The teenager’s deep voice was strained, cracking as he called out. He was pained. He was also, still on the other side of the gates.

Joseph couldn’t think up any words to say. He couldn’t even begin to conjure up a reply worth hearing.

Caesar put a comforting hand on Joseph’s shoulder. The older man drew a hand to his face, but it was no longer gloved. His prosthetic was visible, an older model with stiffer movements clicking quietly, on clearer, paler skin. He turned to Caesar.

The blond smiled, reaching toward him, and pulling on a scarf Joseph hadn’t felt around his neck. Green and yellow striped fabric was flicked toward his face with a golden electric shock. Caesar flicked the scarf up to his face with Hamon.

From what he could see, his body looked younger now. He was wearing what he’d worn in Europe, what he’d worn when he trained in Hamon under Lisa-Lisa. That same ridiculous black cropped vest that exposed every muscle on his midriff, with the trousers that seemed too tight to fit properly. That any movement would split them. And those ratty boots that ruined so easily in the snow of St Moritz. He drew his hands to his face and felt clear, unblemished, unwrinkled skin.

He really was dead.

He let out a choked out sob, “I wasn’t good enough.”

Caesar took him in his arms, and parted the clouds under their feet. Below them was Cairo and a fair part of it was burning beneath them. Jotaro was facing Dio and the teenager was radiating power; energy, potential.

“Just imagine how much of a capacity he would have had for Hamon. It’s a shame you never trained the kid,” Caesar mumbled, taking Joseph’s hand and pointing to the ground below.

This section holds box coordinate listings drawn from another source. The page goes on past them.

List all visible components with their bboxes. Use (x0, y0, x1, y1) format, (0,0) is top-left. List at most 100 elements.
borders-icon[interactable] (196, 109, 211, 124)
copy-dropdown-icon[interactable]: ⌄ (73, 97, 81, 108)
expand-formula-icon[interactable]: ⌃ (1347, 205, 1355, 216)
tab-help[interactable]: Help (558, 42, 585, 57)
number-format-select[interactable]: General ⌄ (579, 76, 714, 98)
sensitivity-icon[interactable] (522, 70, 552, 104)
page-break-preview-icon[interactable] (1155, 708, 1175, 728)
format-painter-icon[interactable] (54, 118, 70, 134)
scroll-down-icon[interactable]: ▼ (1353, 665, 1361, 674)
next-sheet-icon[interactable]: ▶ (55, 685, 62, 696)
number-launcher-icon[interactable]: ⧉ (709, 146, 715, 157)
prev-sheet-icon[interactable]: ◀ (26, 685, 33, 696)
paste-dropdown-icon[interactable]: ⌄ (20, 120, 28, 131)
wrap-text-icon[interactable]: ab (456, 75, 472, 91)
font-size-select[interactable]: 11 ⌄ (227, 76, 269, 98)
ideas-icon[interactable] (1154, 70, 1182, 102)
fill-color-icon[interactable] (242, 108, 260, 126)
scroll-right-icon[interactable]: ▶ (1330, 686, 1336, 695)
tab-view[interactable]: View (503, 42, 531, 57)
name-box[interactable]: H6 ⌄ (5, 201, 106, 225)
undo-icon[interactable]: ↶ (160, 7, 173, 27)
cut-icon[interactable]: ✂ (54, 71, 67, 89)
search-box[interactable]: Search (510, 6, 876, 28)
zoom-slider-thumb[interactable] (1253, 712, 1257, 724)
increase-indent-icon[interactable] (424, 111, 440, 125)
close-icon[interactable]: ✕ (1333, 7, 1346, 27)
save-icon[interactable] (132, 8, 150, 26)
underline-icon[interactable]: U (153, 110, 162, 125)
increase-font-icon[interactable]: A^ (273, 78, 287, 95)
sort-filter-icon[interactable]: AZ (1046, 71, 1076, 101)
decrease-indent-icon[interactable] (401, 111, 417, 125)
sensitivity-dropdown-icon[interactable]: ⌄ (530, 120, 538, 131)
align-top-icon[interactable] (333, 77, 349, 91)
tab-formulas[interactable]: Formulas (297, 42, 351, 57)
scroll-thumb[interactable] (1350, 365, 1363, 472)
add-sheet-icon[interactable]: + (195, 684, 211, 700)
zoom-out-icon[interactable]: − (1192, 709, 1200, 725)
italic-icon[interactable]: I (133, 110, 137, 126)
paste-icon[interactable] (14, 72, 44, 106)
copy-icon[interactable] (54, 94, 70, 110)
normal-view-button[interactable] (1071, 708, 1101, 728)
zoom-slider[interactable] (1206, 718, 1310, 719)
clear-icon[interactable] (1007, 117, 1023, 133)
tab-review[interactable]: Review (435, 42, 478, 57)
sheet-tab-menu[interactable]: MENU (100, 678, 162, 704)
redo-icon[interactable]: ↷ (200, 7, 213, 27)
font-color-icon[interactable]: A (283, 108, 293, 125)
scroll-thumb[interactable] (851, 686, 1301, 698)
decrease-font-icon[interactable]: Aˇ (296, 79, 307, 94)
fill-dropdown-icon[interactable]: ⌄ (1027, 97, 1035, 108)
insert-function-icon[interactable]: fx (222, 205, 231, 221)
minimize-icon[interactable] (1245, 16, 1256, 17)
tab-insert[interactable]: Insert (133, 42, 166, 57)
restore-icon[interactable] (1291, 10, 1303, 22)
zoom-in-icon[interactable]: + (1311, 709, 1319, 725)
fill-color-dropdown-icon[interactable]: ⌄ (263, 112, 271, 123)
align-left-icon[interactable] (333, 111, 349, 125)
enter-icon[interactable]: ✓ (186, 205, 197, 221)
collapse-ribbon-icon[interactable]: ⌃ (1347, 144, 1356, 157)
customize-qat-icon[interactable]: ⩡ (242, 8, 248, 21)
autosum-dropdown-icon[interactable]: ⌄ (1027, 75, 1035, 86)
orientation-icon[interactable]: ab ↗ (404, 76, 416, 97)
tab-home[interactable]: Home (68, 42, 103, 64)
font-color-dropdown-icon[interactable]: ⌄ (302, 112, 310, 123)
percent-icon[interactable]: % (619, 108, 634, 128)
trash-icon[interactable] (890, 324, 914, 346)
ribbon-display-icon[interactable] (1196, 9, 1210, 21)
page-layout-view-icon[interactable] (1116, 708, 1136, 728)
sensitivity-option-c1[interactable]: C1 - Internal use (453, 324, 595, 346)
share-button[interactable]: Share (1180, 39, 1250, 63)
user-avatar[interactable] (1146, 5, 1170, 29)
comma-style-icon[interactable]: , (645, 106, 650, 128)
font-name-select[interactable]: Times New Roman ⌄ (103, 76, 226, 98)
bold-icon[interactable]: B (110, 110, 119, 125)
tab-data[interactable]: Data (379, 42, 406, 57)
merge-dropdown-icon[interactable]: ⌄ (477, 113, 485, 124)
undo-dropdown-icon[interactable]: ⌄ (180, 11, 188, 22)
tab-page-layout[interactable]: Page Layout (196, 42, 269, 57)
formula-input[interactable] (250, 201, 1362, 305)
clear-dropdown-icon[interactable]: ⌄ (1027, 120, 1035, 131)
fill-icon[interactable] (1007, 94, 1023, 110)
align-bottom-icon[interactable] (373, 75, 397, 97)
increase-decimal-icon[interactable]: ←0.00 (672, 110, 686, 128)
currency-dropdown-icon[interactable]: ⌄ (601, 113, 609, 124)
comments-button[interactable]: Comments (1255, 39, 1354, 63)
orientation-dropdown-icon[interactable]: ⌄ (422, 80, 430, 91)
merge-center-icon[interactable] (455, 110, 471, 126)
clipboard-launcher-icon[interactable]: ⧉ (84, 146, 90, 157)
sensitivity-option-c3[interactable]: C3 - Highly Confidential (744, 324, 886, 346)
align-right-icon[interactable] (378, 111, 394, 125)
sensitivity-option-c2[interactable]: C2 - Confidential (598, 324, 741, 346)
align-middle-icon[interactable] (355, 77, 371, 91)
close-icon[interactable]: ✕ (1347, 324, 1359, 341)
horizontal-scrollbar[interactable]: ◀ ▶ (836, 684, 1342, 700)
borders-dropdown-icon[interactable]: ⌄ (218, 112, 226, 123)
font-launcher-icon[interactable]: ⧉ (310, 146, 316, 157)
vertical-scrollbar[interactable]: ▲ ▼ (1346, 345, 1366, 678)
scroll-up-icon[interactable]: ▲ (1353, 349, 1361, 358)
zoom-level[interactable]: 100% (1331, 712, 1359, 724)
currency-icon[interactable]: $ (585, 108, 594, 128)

They watched, holding each other’s hands. Watched Jotaro defeat Dio. Watched both his corpse and Dio’s be wheeled into an ambulance, while Kakyoin was put in a little black van. Seemed there was still hope for him.

They watched Jotaro plunge Star Platinum’s hand into Joseph’s chest and with that, he fell through the gap they’d made in the clouds.

 

He’d cried for Caesar as he was sluggishly tossed back into the land of the living. But all Joseph heard were the pleas of Kakyoin. He’d begged, bellowing at the top of his lungs that he just had to tell Jotaro that he loved him and he had no regrets.

Joseph woke sluggish, limbs heavier and harder to move than they had previously felt up with Caesar. He’d aged fifty years in a heartbeat. All he knew, was that he couldn’t just leave Kakyoin wondering if he’d told him. But he couldn’t just declare that Kakyoin loved him. That would be inappropriate.

He rose from his stretcher instead, glaring at the corpse of his enemy, the body of his grandfather. A hollow laugh escaped his lips as he reared upward, mimicking the voice of the vampire.

He leapt backward in alarm as Jotaro raised his fists to him. He hadn’t considered what his grandson had done. He hadn’t thought about whether or not the teenager would hesitate anymore.

He’d been wrong to joke. Instead, he would apologise, congratulate his grandson on the victory, and pass Kakyoin’s message on. Later.